The mention of Faye makes George pant, lose focus on suction and before he can get too in his head about messing up the rhythm, Paul moves his hand back into his hair and takes over the pace, keeping George’s head steady as he fucks into his mouth. It’s hotter than it should be, and George rubs himself against the mattress between Paul’s legs, hands fisting Paul’s hips to try and maintain some semblance of control, but it’s useless now really – Paul’s back in charge, guiding and sure, and George hates that he thinks he might love it, hates that this is just another thing Paul’s so fucking good at, and that he knows how to use George in a way that makes him feel fucking good too, and Paul is grunting, starting to move faster, whatever song’s in his head right now reaching a crescendo and George can taste the first salty beads of pre-come against the roof of his mouth, but Paul doesn’t come in him this time.
No, this time, Paul pushes George off and reaches for a tissue from the box on the bedside table, taking his cock in hand and wanking right up and close to George’s face, and George’s mouth feels wet and bruised and his jaw aches, but he can’t stop staring at the motion of Paul’s hand against his cock, and he’s never thought cocks could be pretty before, but Christ, he thinks Paul’s is, which is not something he can ever, ever tell him lest his bloody ego gets so big it books its own tour, and George can only watch as Paul comes into the tissue with a whine.
Time seems to slow again, and George is only half aware of his own straining erection, the way his hips are moving against the mattress, humping some of the bundled up duvet. Only vaguely, because he can’t stop thinking about putting Paul’s spent cock back in his mouth, or of going next door and maybe seeing if he can suck John off for the first time instead, or - - Christ, fingers, a cigarette, the sharp point of Paul’s hip, and the latter’s right there, so he does that, working his mouth to suck a hickey there, but Paul exhales above him and is suddenly hooking his hands in George’s armpits and tugging him up the bed instead.
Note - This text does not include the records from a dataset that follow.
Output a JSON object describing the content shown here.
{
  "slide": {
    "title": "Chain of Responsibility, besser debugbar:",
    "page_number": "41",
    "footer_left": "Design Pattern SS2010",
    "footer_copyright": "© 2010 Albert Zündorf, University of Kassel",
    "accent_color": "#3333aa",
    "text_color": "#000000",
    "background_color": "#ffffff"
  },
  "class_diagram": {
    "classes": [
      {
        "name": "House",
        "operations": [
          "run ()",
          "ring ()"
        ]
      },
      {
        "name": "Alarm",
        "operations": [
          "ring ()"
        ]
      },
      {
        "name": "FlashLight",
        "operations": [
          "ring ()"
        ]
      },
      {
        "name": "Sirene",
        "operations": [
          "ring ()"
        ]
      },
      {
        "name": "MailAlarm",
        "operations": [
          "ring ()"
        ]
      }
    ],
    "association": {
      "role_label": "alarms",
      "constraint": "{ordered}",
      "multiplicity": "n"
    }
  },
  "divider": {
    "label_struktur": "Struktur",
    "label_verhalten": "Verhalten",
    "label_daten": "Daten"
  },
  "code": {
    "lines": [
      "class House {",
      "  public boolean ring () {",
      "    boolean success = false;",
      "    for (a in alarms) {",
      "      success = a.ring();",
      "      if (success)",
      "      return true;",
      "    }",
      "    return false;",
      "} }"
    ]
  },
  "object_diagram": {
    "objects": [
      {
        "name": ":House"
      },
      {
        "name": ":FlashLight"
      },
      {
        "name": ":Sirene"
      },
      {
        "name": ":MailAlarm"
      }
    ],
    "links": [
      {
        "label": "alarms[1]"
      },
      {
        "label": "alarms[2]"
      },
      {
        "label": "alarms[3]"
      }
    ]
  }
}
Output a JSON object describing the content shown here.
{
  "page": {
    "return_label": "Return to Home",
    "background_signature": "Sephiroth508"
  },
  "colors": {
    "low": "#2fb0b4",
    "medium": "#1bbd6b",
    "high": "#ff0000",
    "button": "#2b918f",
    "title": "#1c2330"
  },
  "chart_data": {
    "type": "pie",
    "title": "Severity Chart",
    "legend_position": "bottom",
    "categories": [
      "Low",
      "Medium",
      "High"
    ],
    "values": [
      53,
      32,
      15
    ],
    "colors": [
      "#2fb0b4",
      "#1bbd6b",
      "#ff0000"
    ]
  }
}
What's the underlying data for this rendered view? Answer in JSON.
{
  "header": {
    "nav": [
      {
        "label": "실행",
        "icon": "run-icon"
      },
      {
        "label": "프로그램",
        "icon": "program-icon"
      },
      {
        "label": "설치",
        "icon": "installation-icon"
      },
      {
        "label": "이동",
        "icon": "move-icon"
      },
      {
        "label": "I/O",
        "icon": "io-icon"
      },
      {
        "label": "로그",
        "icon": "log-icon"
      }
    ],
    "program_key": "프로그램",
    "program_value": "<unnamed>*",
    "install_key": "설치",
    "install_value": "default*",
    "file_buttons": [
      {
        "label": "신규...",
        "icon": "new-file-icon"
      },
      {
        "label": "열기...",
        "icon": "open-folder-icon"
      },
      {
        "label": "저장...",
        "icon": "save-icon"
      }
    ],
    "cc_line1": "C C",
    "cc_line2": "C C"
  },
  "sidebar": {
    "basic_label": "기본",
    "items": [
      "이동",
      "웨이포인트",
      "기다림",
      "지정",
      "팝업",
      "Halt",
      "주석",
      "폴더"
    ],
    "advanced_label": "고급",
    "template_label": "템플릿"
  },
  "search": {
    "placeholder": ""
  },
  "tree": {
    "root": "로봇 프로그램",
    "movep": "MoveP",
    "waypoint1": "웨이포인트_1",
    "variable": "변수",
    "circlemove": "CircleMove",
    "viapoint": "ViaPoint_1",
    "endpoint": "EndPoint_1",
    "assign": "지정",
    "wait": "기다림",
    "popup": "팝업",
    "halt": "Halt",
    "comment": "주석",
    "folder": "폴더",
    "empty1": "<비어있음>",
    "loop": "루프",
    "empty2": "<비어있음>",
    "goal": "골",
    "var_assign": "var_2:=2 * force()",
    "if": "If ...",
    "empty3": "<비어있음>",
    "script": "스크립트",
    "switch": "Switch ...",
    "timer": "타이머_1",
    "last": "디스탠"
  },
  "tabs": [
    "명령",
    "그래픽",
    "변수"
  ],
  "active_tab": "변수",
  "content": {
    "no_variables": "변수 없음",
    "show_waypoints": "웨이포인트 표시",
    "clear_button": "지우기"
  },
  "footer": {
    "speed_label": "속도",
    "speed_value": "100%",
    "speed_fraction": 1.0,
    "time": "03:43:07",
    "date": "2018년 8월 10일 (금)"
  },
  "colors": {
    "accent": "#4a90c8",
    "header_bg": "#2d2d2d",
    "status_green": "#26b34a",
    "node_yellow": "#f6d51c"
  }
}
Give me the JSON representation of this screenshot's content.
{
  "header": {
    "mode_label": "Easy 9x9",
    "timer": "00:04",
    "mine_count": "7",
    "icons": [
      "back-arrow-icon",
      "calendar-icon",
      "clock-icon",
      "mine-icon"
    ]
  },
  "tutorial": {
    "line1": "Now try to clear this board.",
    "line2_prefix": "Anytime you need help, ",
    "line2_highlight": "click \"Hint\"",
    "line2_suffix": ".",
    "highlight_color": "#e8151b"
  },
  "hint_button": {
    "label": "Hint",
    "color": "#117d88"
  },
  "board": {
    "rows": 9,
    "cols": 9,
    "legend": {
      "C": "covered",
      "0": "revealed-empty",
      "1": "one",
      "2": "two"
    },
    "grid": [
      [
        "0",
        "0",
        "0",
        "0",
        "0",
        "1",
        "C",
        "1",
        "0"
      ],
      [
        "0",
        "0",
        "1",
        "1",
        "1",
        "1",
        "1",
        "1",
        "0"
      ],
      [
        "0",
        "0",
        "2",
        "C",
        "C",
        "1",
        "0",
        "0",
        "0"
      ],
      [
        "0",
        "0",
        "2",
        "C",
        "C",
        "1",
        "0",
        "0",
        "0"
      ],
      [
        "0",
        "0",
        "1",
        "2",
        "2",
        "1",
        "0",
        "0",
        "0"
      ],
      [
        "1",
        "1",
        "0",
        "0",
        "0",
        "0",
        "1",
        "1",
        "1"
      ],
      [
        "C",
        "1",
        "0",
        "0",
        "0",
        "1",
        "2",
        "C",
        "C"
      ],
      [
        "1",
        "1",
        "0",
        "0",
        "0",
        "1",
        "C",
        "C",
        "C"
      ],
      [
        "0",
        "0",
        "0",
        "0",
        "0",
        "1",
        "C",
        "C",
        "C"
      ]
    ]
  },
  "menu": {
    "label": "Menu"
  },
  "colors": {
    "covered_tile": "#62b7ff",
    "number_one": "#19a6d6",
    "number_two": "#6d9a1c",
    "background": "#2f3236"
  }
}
He doesn’t wriggle his own way down the bed, no, instead, Paul just shoves George’s pyjama pants and his underwear down his thighs and takes him in hand, a practiced, patient exercise that George still remembers from Hamburg, until George is panting desperately in his shoulder, and Paul does something with his wrist that is definitely new, and definitely makes George feel like he could cry.
“It’s not a competition, you know,” Paul says suddenly, tone knowing and a little haughty, and George knows he’s only saying it because if it was a competition, Paul would be winning, as bloody always. George bucks his hips, as if to say that, and Paul presses a hand to the back of George’s neck to keep his head pressed into his shoulder. “You don’t have to prove something, if that’s what this was all about just now. Not to me and not to John either. You know we’ll look after you, Georgie.”
And he hates it, the way he whines, the way he sucks on Paul’s shoulder just because he can, and it’s only another tug, maybe two, before he’s spilling into Paul’s fist, and then he really does feel spent, thrusting loose and wobbly through the aftershocks of his orgasm, and Paul’s grip is firm on the back of his neck. Outside, the girls scream, and for the first time tonight he can actually hear them, but Paul’s hand keeps him steady, keeps him here, in his skin, even as he lifts his soiled hand to wipe George’s come off onto his t-shirt.
“Look after each other, don’t we?” Paul says, voice softer than it was a minute ago, and yeah, George thinks, they do.